T-Mobile will begin selling phones compatible with its network at MetroPCS stores later this quarter, according to T-Mobile Chief Marketing Officer Mike Sievert.

The goal is to sell only T-Mobile-compatible phones at MetroPCS stores by the end of the year. The move will help accelerate the migration of customers from the MetroPCS network to that of T-Mobile, Sievert told CNET on Wednesday.

T-Mobile was reborn today, appearing for the first time under the ticker TMUS as an independent and U.S.-based publicly traded company on the New York Stock Exchange. This follows the company's merger with MetroPCS. The deal gives T-Mobile a strong regional prepaid brand in MetroPCS, as well as the wireless spectrum that goes with it.

Rather than try to straddle two networks, as Sprint disastrously did with Nextel, T-Mobile is looking to move customers off the MetroPCS network and shut it down as quickly as possible. Still, Sievert said the process to get all MetroPCS customers to switch networks will likely occur over "the next couple of years."

"The economics suggest it will take some time," Sievert said.

In the meantime, Sievert said there remains a lot of value in the MetroPCS brand, and the company may extend the MetroPCS service beyond its current geography, using T-Mobile's broader network to expand the offering to new markets.

For now, MetroPCS customers won't see a lot of changes to their service.
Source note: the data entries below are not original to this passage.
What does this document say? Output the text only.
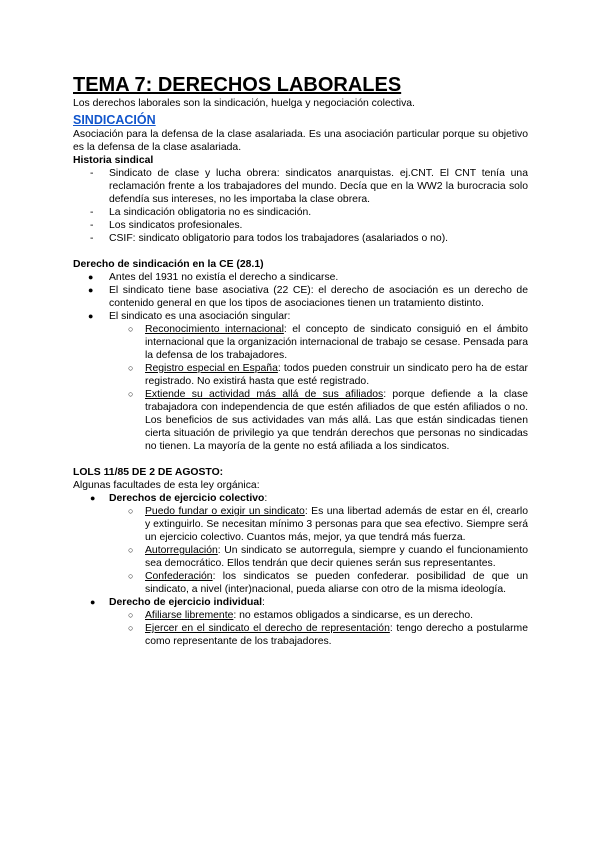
TEMA 7: DERECHOS LABORALES

Los derechos laborales son la sindicación, huelga y negociación colectiva.

SINDICACIÓN

Asociación para la defensa de la clase asalariada. Es una asociación particular porque su objetivo es la defensa de la clase asalariada.

Historia sindical

- Sindicato de clase y lucha obrera: sindicatos anarquistas. ej.CNT. El CNT tenía una reclamación frente a los trabajadores del mundo. Decía que en la WW2 la burocracia solo defendía sus intereses, no les importaba la clase obrera.
- La sindicación obligatoria no es sindicación.
- Los sindicatos profesionales.
- CSIF: sindicato obligatorio para todos los trabajadores (asalariados o no).

Derecho de sindicación en la CE (28.1)

● Antes del 1931 no existía el derecho a sindicarse.
● El sindicato tiene base asociativa (22 CE): el derecho de asociación es un derecho de contenido general en que los tipos de asociaciones tienen un tratamiento distinto.
● El sindicato es una asociación singular:
○ Reconocimiento internacional: el concepto de sindicato consiguió en el ámbito internacional que la organización internacional de trabajo se cesase. Pensada para la defensa de los trabajadores.
○ Registro especial en España: todos pueden construir un sindicato pero ha de estar registrado. No existirá hasta que esté registrado.
○ Extiende su actividad más allá de sus afiliados: porque defiende a la clase trabajadora con independencia de que estén afiliados de que estén afiliados o no. Los beneficios de sus actividades van más allá. Las que están sindicadas tienen cierta situación de privilegio ya que tendrán derechos que personas no sindicadas no tienen. La mayoría de la gente no está afiliada a los sindicatos.

LOLS 11/85 DE 2 DE AGOSTO:

Algunas facultades de esta ley orgánica:

● Derechos de ejercicio colectivo:
○ Puedo fundar o exigir un sindicato: Es una libertad además de estar en él, crearlo y extinguirlo. Se necesitan mínimo 3 personas para que sea efectivo. Siempre será un ejercicio colectivo. Cuantos más, mejor, ya que tendrá más fuerza.
○ Autorregulación: Un sindicato se autorregula, siempre y cuando el funcionamiento sea democrático. Ellos tendrán que decir quienes serán sus representantes.
○ Confederación: los sindicatos se pueden confederar. posibilidad de que un sindicato, a nivel (inter)nacional, pueda aliarse con otro de la misma ideología.
● Derecho de ejercicio individual:
○ Afiliarse libremente: no estamos obligados a sindicarse, es un derecho.
○ Ejercer en el sindicato el derecho de representación: tengo derecho a postularme como representante de los trabajadores.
The prepaid provider offers unlimited plans that range between $40 and $60 -- a $10 discount to T-Mobile's range of plans, which go from $50 to $70 a month.

T-Mobile's service and coverage are superior to MetroPCS, justifying the price difference, but Sievert suggested that the company would shake up some of the pricing down the line. He declined to go into specifics.

"It's hard to make a prediction on where that will go," he said.

Sievert said that the radical changes with the company's ownership structure aren't changing its strategy to upend the wireless industry with its no-contract and no-subsidy pricing.

"What's changing," he said, "is the resources we have to execute on that strategy. It's so critical."